Pour avoir une chance de s'en sortir avec une santé mentale semblable à celle que vous aviez avant d'y entrer, il  faut prévoir toutes sortes de techniques. Recréer une journée à plus petite échelle, se faire une liste de course, une recette, se refaire des plans de votre cellule. Mais surtout ! Surtout ! Ne jamais penser à la vie dehors ! Jamais !
Dès qu'une miette d'air libre et frais effleure votre esprit, vous devez immédiatement changer de sujet. Si non, vous êtes fichus. Vous commencerez d'abord à perdre le peu de bon sens qu'il vous reste, si il vous en reste. Vous commencerez surement à bégayer  et ensuit, tout dépendra de votre état de base. Peut-être vous arracherez vous les cheveux ou peut-être arriverez-vous au suicide.
Peu de tolards sortent indemne de cette pièce, même les plus forts y perdent la tête.

Après avoir récuré toutes les chiottes du premier étage, je monte à la cantine. J'ai de la chance, il n'y a pas grande foule. Vu la bouffe immonde qu'on y sert, certains préfère se nourrir exclusivement de nourriture provenant des machines,  c'est plus goûteux mais pas plus sain que la bouffe d'ici.
Un mec me bloque le passage mais je ne compte pas lui faire face, il est trop puissant et trop vénéré pour tenter de lui passer devant. J'évite de me faire remarquer, je ne préfère pas finir mon séjour ici dans la morgue. Peut-être qu'un jour j'en viendrais à espérer la mort. Pour l'instant, je survis discrètement. J'ai encore un maigre espoir de sortir d'ici, bien que personne ne vienne me voir hors mis mon épouse.
Je sais que, sortit d'ici, je n'aurais pas beaucoup d'endroits où me loger. Peut-être deviendrais-je SDF ? Ça ne me dérangerait pas. Partout où la liberté se trouve, je veux y être.
Je prends quelques feuilles de salades et un peu de purée, histoire de ne pas manger trop mal. Je tente à préserver ma santé physique un maximum pour garder une certaine santé mentale.
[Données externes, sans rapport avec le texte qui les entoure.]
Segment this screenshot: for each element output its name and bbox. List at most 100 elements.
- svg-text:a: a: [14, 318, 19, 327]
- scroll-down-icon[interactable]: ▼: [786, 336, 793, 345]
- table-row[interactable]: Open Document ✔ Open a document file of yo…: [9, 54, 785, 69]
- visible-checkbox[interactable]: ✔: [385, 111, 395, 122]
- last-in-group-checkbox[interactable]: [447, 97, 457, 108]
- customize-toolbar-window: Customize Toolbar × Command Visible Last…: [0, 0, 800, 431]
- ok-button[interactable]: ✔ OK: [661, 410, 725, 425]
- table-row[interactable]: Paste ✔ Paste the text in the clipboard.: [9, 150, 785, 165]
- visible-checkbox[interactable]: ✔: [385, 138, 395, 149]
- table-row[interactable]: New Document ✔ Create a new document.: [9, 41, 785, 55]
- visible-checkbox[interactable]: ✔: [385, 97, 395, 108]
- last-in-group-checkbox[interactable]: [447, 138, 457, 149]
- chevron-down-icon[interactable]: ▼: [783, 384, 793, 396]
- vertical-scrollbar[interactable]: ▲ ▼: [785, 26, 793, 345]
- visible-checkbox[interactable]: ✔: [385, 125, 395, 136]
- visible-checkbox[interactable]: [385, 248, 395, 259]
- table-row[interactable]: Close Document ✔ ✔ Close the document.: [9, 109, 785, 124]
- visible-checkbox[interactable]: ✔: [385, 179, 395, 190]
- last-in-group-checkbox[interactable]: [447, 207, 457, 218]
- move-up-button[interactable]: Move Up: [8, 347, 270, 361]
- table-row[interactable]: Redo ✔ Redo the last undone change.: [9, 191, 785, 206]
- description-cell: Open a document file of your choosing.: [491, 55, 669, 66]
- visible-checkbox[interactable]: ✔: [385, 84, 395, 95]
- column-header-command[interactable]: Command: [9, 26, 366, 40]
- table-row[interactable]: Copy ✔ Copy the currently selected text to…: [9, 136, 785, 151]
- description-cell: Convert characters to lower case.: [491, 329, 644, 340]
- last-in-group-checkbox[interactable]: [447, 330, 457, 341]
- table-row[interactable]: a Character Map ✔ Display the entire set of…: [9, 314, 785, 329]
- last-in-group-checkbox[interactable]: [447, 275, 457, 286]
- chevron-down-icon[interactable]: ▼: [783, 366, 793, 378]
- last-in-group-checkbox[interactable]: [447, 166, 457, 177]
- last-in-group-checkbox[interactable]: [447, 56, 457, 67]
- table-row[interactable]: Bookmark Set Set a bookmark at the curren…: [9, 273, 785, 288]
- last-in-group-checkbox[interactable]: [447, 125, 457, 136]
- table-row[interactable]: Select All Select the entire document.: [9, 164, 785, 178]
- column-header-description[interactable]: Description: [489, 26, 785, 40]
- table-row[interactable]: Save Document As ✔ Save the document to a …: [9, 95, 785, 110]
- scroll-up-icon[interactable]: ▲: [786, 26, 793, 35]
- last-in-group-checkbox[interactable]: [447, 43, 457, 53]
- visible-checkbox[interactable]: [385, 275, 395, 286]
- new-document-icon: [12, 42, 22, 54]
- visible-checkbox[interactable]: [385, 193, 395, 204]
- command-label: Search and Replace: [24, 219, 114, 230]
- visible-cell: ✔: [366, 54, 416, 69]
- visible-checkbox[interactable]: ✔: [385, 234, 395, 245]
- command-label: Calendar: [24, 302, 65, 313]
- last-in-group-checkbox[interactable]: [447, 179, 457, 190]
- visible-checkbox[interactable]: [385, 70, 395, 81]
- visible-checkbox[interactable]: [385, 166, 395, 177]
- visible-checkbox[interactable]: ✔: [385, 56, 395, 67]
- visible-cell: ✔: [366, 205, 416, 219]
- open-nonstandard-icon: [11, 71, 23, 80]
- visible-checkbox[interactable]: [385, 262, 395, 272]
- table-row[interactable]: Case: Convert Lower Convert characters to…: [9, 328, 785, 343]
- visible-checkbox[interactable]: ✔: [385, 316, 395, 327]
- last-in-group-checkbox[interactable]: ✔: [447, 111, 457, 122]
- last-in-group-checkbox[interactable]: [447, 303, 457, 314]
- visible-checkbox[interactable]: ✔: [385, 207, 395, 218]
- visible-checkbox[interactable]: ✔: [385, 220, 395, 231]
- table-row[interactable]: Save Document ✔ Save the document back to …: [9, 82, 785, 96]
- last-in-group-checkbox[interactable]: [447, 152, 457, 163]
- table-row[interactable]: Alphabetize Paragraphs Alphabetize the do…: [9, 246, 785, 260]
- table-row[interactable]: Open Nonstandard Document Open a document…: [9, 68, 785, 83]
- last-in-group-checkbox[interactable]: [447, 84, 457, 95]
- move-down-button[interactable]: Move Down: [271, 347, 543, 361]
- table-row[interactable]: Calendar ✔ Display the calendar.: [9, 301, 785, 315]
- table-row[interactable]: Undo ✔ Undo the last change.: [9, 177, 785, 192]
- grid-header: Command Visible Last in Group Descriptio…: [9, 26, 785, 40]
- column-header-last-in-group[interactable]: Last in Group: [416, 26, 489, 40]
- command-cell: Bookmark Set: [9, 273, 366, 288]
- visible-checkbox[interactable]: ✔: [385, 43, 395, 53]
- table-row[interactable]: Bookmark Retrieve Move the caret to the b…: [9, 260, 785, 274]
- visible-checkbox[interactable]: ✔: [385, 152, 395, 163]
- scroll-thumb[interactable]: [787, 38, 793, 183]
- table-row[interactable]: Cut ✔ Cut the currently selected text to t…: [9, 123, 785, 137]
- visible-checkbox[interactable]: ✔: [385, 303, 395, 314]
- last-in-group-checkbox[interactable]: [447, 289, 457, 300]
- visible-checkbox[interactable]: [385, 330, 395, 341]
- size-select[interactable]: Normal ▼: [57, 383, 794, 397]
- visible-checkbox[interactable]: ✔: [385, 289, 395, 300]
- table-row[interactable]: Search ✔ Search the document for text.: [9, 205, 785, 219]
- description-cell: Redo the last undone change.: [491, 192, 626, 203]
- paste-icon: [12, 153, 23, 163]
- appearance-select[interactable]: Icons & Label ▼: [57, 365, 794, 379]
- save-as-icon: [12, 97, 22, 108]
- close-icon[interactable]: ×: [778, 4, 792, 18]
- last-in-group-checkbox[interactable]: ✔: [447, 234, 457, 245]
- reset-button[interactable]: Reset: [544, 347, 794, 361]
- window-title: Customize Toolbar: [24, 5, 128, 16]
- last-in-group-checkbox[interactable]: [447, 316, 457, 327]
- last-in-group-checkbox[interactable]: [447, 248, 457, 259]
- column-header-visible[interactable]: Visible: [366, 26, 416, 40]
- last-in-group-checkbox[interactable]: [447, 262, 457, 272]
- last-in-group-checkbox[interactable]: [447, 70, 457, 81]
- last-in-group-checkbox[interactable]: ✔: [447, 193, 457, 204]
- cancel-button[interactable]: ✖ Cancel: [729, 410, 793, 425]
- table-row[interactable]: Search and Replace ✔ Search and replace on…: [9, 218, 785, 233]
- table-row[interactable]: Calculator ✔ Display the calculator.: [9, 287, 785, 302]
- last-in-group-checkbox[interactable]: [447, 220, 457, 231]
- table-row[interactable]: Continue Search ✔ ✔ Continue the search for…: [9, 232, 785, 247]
Après avoir diné, c'est l'heure de rentrer en cellule quelques heures avant de retourner bosser. C'est aussi l'heure des jeux de hasards. Je ne m'emmanche pas là-dedans, c'est toujours synonyme de bagarre et je n'aime pas ça, même si ça passe le temps.
Du coup, je reste seul dans ma cellule, quelques fois, une amie me rend visite, on parle de tout et de rien, jamais de sujets trop personnels. Ici, on sait que personne ne peut faire confiance à personne ; tout le monde connait cette règle. Personne n'est réellement amis avec quelqu'un, on sait tous que une fois sortit d'ici, on fera tout pour oublier la prison et pour s'en éloigner.

Personne ici n'aime vraiment parler du futur, personne ne sait si un jour il sortira de ce trou, même si, au fond, tout le monde l'espère. Certains n'ont plus aucune chance de sortir, et d'autres, comme moi, sont rêveur et espère un jour remettre un pied dehors.

Après avoir fini les chiottes et nettoyer les poubelles, j'ai fait une partie de basket, je suis assez doué à ce jeux, j'adore y jouer, c'est le seul moyen que j'ai pour me confronter aux plus grands.